Snow’s eyes flick to Kayla, then back to me. “So you’re saying they fucked up.”

“No,” I say. “I’m saying they didn’t.”

Silence stretches.

“They let her go,” Snow says finally, like the words scrape on the way out.

“They released her,” I correct. “There’s a difference.”

Nightshade leans forward slightly. “Explain.”

“When pressure hit,” I say, “the system didn’t fight to contain her. It stepped aside. It created room to see what she’d do next.”

Snow’s jaw tightens. “You’re telling me she took control of the whole unit.”

“She moved through it,” I reply. “And it let her.”

Honey’s throat works. “There weren’t enough staff.”

“No,” I agree. “Not for what they were supposedly protecting.”

Hatchet shifts, a small tightening of posture that reads like agreement.

Ghost steps closer, attention drifting away from Kayla and toward the room itself – the door, the corners, the distances – as if he’s tracing invisible limits. “That’s why this feels wrong,” he says quietly.

Nightshade’s gaze sharpens. “Wrong how?”

“Not wrong,” Ghost corrects. “Prepared. Like it’s meant to absorb fallout.”

“It’s a hotel room,” Snow mutters.

“It’s soft containment,” Ghost replies calmly. “You let the subject believe they’re safe. Mobile. Free. But the environment still narrows outcomes.”

My eyes flick to Kayla again. Intact. Too intact. “If they released her,” I say, “then we assume they’re still collecting data.”

Snow goes very still. “From where?”

“From her,” Honey says, voice low.

Nightshade’s attention snaps to me. “Implant.”

I keep my voice quiet enough that it won’t carry. “Possibly. Likely. But we don’t go digging at her while she’s asleep.”

Snow’s jaw tightens. “So she could be tracked right now and we’re just standing here?”

“We assume she’s being monitored,” I say evenly. “We assume she was tagged before she ever got out. We assume this room is not private just because it has a lock.”

Nightshade doesn’t look away from Kayla. “And motive.”

Snow shakes his head, anger sharpening. “Why take her at all if they were going to let her walk out?”

“Because the taking was part of the conditioning,” Ghost says. “You don’t get the response you want from a subject who feels safe.”

“And because it shouldn’t have been this easy,” I add. “If it’s easy, it’s not an escape route. It’s a corridor.”

Snow’s hands curl into fists. “So what – we’re on yet another damn leash?”

Nightshade finally looks at him fully. “We’ve been on a leash since she went missing. The difference is we can see it now.”

Kayla shifts in her sleep, brow furrowing briefly before smoothing again.
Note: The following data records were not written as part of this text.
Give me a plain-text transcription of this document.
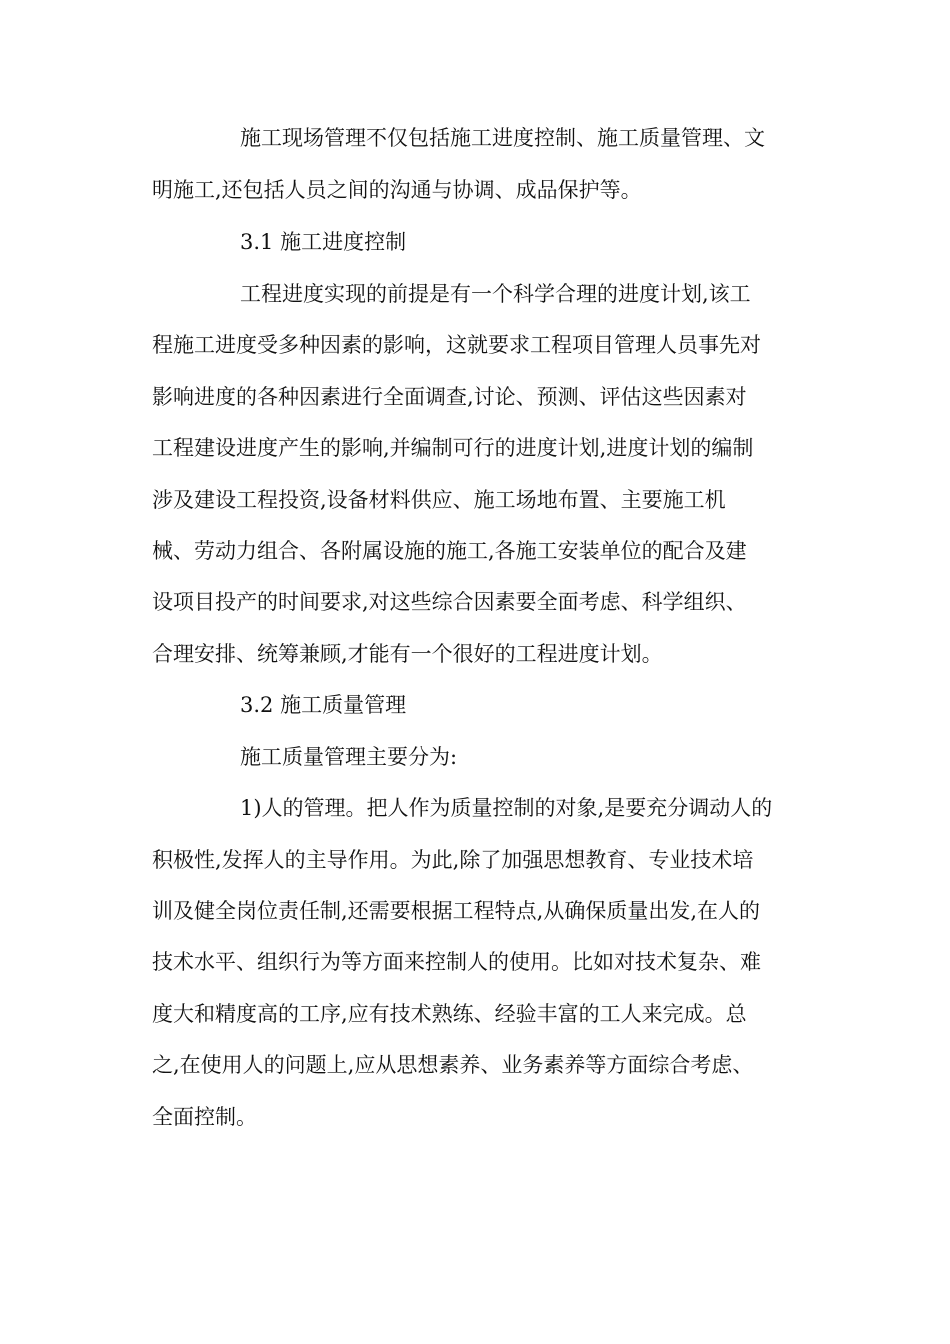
施工现场管理不仅包括施工进度控制、施工质量管理、文
明施工,还包括人员之间的沟通与协调、成品保护等。
3.1 施工进度控制
工程进度实现的前提是有一个科学合理的进度计划,该工
程施工进度受多种因素的影响，这就要求工程项目管理人员事先对
影响进度的各种因素进行全面调查,讨论、预测、评估这些因素对
工程建设进度产生的影响,并编制可行的进度计划,进度计划的编制
涉及建设工程投资,设备材料供应、施工场地布置、主要施工机
械、劳动力组合、各附属设施的施工,各施工安装单位的配合及建
设项目投产的时间要求,对这些综合因素要全面考虑、科学组织、
合理安排、统筹兼顾,才能有一个很好的工程进度计划。
3.2 施工质量管理
施工质量管理主要分为:
1)人的管理。把人作为质量控制的对象,是要充分调动人的
积极性,发挥人的主导作用。为此,除了加强思想教育、专业技术培
训及健全岗位责任制,还需要根据工程特点,从确保质量出发,在人的
技术水平、组织行为等方面来控制人的使用。比如对技术复杂、难
度大和精度高的工序,应有技术熟练、经验丰富的工人来完成。总
之,在使用人的问题上,应从思想素养、业务素养等方面综合考虑、
全面控制。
Hatchet steps closer to the bed without thinking, presence solid and unmoving.

Nightshade’s voice drops to something final. “No one tells her yet.”

Ghost’s eyes cut to him. “She’ll notice.”

“I know,” Nightshade says. “That’s why timing matters.”

Snow’s mouth tightens. “You don’t get to decide everything.”

Nightshade meets his gaze without blinking. “I decide what keeps her alive.”

I look at Kayla and feel the shape of the problem settle into something colder and more deliberate than panic.

This wasn’t chaos.

It was design.

And whatever happens next, we don’t start by waking the subject.